Angela Kennecke gets the scoop and adds Kelly Duncan to the list of GOP cronies milking the state for six-figure moonlighting windfalls.
I reported last week that longtime state Board of Education member Duncan got $51,000 in federal College Access grant money from June 2011 through December 2012 via the Department of Education’s money laundry machine Mid-Central Educational Cooperative. KELO-TV’s Kennecke caught up with Duncan for a terse, evasive interview on Monday.
Now Kennecke finds some more evasion. In 2013, Mid-Central stopped writing College Access checks to Duncan and started writing them to Dakota Plains Consulting LLC, which Duncan incorporated in June 2012. Mid-Central wrote Duncan’s consulting firm two $12,500 checks, in March and June 2013.
Kennecke also finds Dakota Plains Consulting pulling down a 2014–2015 contract with the Department of Education (See Contract 2015C-110) to train teachers and administrators in data analysis. This contract was worth $40,000, safely below the $50K threshold that would have required the DOE to put this contract up for bid. The contract indicates Duncan would split this part-time work with then-fellow USD counseling professor Gerta Bardhoshi, who now works for the University of Iowa.
Dakota Plains Consulting has also offered data assessment services to public school districts like West Central, which paid Duncan’s firm $1,055.55 in November 2014, and bookkeeping and accounting services under contract to the South Dakota Counseling Association in FY2015.
$51K, $25K, $40K… that’s $116,000. If Bardhoshi got a 50% cut of the DOE contract, Duncan didn’t quite make six figures to join the Melmer–Moore–Graves club. But $96K is still a nice private capitalization of connections to South Dakota’s public education establishment.
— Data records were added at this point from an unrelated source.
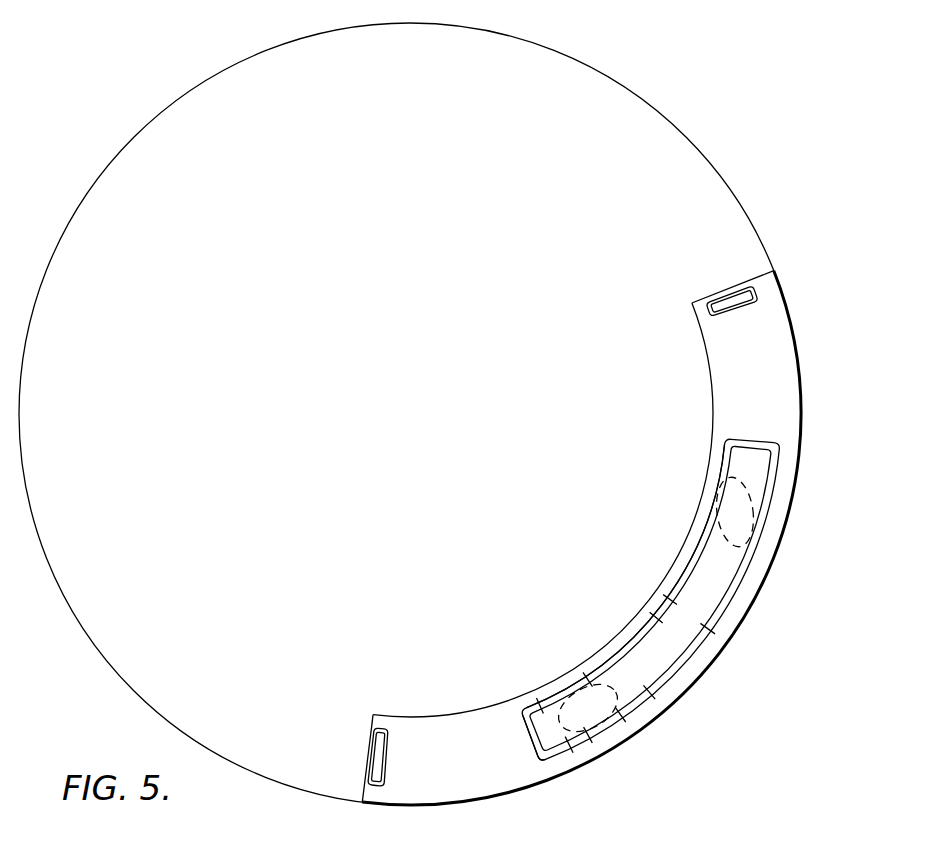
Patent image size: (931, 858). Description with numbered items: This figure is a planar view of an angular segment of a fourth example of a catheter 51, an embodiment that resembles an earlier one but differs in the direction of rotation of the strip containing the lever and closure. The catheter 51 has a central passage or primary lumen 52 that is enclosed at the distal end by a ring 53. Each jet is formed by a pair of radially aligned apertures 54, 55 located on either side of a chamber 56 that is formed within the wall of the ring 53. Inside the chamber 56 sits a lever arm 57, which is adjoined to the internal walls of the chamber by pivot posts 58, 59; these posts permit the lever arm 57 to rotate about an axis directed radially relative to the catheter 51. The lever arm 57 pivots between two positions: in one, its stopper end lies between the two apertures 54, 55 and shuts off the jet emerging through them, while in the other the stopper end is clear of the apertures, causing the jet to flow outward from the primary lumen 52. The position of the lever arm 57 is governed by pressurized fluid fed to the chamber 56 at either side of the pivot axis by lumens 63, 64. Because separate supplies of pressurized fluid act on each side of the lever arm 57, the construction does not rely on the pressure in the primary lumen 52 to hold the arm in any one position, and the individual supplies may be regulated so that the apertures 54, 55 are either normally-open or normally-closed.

The catheter 51 is at (771, 178).
The primary lumen 52 is at (411, 407).
The ring 53 is at (768, 375).
The aperture 54 is at (569, 680).
The aperture 55 is at (600, 751).
The chamber 56 is at (650, 704).
The lever arm 57 is at (716, 586).
The pivot post 58 is at (662, 596).
The pivot post 59 is at (706, 628).
The lumen 63 is at (750, 500).
The lumen 64 is at (652, 735).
Kennecke asks the obvious question of conflict of interest and hears the standard line from the Department of Education:
The South Dakota Department of Education replied by email that it’s allowed because the board doesn’t approve or oversee Department of Education staff, expenditures or contracts.
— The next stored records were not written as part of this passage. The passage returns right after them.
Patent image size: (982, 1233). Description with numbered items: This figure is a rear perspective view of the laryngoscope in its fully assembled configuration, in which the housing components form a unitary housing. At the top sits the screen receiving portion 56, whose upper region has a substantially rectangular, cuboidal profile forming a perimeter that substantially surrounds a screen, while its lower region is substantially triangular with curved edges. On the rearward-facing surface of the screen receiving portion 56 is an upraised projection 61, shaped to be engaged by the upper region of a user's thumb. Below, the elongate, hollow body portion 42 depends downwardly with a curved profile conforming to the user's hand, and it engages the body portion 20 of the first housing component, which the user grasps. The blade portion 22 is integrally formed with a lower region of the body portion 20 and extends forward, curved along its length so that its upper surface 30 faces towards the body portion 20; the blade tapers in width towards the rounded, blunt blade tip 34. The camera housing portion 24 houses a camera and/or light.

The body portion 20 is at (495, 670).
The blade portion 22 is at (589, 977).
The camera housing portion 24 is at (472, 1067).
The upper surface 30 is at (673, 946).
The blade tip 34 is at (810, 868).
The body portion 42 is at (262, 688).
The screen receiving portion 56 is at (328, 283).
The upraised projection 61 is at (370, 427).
The email also says she wasn’t given any favoritism because of her role on the board and that, “Dr. Duncan has significant knowledge, expertise and experience in developing and delivering training and using educational data to inform instruction and school leadership. That qualifies her to do this work, and it also makes her a good board member” [Angela Kennecke, “Board Of Education Member Also Has Contract with Dept. of Ed,” KELO-TV, 2015.11.18].
The organization relationship of the Board of Education and the Department of Education seems fuzzy. Expect attentive legislators to propose clarifying that relationship during the 2016 Session.